First Integrated Bonding and Insurance Company, Inc., vs. Hon.

Harold Hernando
(G.R. No. L-51221, July 31, 1991)

Topic : Casualty Insurance; Compulsory motor vehicle liability; Third party suit against insurer

FACTS :
 Silverio Blanco was the owner of a passenger jeepney which he insured against liabilities
for death and injuries to third persons with First Integrated Bonding and Insurance
Company, Inc. for P30,000.00.
 The said jeepney driven by Blanco himself bumped a five-year old child, Deogracias
Advincula, causing the latter's death.
 The boy’s parents filed a complaint for damages against Blanco and First Insurance.
Summons were served on Silverio Blanco and First Insurance. However, only Blanco filed
an answer.
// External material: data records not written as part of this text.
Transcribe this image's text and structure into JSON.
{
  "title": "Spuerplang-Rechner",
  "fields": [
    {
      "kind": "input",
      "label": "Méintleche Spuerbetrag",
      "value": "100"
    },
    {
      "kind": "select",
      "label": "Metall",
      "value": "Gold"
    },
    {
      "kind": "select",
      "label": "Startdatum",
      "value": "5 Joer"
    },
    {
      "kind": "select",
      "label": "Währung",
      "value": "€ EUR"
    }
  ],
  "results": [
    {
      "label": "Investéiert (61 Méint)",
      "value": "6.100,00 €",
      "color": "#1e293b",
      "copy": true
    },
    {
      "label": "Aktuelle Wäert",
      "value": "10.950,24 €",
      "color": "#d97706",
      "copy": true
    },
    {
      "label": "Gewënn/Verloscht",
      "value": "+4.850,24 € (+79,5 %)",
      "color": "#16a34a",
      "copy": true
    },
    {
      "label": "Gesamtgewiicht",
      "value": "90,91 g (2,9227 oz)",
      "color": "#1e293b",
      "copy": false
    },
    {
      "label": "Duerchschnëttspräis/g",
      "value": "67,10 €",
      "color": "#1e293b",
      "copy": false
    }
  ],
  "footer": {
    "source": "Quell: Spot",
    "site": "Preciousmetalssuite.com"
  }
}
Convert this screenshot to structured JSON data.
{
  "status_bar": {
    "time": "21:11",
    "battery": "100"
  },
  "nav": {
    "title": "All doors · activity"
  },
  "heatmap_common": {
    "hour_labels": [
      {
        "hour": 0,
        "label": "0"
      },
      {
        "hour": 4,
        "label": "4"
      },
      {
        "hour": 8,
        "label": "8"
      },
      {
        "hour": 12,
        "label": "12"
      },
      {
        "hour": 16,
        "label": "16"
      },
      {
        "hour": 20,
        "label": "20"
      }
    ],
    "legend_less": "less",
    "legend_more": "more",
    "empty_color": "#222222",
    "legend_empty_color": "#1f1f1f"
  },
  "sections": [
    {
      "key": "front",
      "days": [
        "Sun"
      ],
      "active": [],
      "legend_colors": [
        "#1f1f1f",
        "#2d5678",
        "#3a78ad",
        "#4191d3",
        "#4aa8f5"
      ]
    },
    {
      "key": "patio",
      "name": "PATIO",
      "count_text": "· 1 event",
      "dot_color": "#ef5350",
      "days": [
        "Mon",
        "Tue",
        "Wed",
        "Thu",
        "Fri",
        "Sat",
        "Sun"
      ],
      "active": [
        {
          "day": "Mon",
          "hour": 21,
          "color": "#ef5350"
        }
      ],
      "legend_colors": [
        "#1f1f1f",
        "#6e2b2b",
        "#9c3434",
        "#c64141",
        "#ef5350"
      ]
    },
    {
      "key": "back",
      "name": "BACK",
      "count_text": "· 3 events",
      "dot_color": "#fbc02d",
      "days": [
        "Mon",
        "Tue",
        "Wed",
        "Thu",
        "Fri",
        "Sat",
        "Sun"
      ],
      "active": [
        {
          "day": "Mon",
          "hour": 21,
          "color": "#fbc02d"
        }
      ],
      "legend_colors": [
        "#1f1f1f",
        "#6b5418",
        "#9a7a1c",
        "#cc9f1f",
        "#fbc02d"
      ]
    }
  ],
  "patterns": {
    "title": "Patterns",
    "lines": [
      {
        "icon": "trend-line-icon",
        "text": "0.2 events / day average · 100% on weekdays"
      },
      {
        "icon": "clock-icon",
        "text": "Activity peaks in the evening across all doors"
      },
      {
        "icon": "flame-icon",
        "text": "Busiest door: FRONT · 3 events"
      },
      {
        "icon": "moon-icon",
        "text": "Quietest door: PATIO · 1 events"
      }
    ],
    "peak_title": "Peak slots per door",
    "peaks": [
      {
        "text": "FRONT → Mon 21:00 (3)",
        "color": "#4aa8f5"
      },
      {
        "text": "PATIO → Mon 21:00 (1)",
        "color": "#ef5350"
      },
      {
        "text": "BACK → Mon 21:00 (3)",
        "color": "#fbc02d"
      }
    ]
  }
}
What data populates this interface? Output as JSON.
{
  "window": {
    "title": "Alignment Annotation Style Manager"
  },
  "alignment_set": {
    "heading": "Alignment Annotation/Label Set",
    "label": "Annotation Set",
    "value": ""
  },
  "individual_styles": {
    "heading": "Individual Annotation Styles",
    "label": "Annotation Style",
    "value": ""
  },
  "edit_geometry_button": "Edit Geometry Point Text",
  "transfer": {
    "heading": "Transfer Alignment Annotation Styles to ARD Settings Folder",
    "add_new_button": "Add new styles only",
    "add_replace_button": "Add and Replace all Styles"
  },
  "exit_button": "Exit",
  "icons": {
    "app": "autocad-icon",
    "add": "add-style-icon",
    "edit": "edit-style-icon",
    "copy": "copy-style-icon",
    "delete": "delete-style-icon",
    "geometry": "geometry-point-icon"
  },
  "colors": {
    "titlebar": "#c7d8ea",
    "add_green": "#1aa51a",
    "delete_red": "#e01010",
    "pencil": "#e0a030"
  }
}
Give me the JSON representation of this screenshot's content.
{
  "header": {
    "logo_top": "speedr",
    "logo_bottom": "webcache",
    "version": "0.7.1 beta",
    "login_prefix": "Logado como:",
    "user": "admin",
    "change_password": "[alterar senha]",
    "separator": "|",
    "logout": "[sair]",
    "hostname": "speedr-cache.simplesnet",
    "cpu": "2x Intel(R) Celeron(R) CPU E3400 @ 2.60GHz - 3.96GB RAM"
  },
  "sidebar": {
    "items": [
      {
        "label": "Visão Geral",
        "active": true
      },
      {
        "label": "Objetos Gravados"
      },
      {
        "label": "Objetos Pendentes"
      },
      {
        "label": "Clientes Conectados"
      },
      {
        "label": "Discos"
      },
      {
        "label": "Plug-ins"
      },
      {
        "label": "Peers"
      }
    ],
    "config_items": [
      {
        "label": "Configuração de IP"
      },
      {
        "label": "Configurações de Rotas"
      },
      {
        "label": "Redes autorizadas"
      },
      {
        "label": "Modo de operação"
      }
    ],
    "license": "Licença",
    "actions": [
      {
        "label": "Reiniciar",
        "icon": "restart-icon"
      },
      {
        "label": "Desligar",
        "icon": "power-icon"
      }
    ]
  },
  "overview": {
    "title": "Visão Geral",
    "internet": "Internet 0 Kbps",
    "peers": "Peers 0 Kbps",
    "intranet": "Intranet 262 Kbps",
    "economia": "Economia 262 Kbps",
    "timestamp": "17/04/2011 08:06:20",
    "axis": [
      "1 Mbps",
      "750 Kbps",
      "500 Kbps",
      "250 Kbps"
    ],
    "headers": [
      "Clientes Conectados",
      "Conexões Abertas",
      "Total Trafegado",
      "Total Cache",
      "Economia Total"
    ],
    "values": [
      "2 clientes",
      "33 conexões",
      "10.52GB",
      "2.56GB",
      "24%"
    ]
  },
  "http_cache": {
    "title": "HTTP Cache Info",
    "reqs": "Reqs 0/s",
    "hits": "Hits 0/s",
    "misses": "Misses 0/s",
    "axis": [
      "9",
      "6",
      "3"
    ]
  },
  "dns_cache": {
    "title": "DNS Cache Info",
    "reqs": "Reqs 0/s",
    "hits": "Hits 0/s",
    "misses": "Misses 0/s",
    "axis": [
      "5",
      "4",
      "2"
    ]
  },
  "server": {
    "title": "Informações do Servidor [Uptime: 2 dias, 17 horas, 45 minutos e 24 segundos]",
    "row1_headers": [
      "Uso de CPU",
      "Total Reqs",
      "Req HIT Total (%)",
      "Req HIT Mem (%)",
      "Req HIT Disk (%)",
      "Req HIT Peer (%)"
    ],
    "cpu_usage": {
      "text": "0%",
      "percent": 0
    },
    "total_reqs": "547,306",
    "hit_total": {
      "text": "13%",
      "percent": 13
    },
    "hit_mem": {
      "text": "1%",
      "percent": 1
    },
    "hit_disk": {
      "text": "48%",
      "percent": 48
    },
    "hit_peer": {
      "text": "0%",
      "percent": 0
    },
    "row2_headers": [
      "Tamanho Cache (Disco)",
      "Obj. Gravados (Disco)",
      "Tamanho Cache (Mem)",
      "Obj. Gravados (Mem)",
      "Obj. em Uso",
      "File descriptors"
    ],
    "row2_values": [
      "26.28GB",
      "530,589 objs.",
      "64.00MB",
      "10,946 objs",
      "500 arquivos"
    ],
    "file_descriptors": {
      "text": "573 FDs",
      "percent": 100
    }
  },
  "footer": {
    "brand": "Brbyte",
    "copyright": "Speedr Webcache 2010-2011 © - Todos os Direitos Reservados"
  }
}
Upon motion of the Advincula spouses, First Insurance was declared in default.
 Thereafter, a pre-trial conference was conducted where the Advincula spouses presented
their documentary evidence.
 On the basis of the evidence presented by the Advincula spouses, judgment was rendered
by the trial court which adjudicates a total amount of P 30,000.00 in favor of the palintiff
which must be satisfied independently by the defendant First Integrated Bonding and
Insurance Company, Inc.
 The Insurance company filed a petition for certiorari contending that the victim’s parents
have no cause of action against it because they are not parties to the insurance contract and
that they may only proceed against the driver based on the provisions of the New Civil
Code.

ISSUE : Whether or not an injured party for whom the contract of insurance is intended can sue
directly the insurer.

HELD : YES. The injured for whom the contract of insurance is intended can sue directly the
insurer. The general purpose of statutes enabling an injured person to proceed directly against the
insurer is to protect injured persons against the insolvency of the insured who causes such injury,
and to give such injured person a certain beneficial interest in the proceeds of the policy, and
statutes are to be liberally construed so that their intended purpose may be accomplished. It has
even been held that such a provision creates a contractual relation which inures to the benefit of
any and every person who may be negligently injured by the named insured as if such injured
person were specifically named in the policy.